Contains a series of scripts to (1) clean and process experimental IDAC values scraped from existing literature, (2) generate datasets for input into OpenEye's Orion platform, (3) compute estimated IDAC values from results generated via Orion's solvation free energy floes and (4) visualize differences in experimental and computational IDAC values for different molecules.
Data was taken from the paper: Kojima, K.; Zhang, S.; Hiaki, T. Measuring methods of infinite dilution activity coefficients and database for systems including water. Fluid Phase Equilibria 1997, 131 (1-2), 145–179. DOI: 10.1016/S0378-3812(96)03210-4
The website pdftables.com was used to convert individual pages of the PDF text into Excel files. Data was reorganized by unmerging cells and concatenating their contents, then subsequently arranged into one long table on a single .csv file “table#.csv” in each folder.
Solvent names were dragged down to cover all applicable rows. For table 2, many solvent names included a footnote – these were added in manually prior to exporting the data.

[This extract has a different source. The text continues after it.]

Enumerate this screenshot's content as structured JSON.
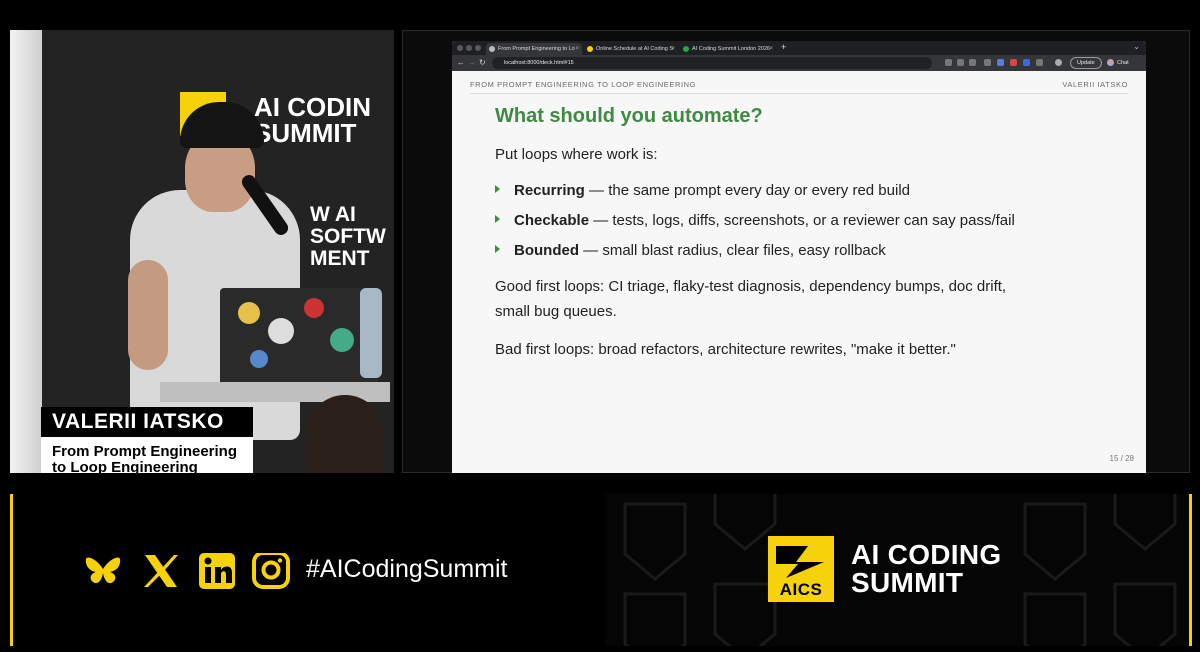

Each folder, labeled Tables 1, 2 and 3, contains the relevant raw Excel files for the respective data table, a .csv file with all the compiled raw data (the file imported into Python), the script used to clean the data, and the finished data table.
The folder entitled finalized
contains notebooks that uses the cleaned data tables to generate inputs into OpenEye's Orion platform.
The three scripts are very similar to each other with minor differences based on how the data within each table was formatted. No experimental methods were given for values in Table 2.
The main functions used to clean the data files, clean_temp()
and clean_measure()
, are functions that are coded depending on the format of the raw data. These functions are by no means generalizable for all data sets.
The majority of the code involves simple manipulations using the Pandas package in Python. What could not be cleaned via the script was ultimately addressed by hard coding the proper values within the code.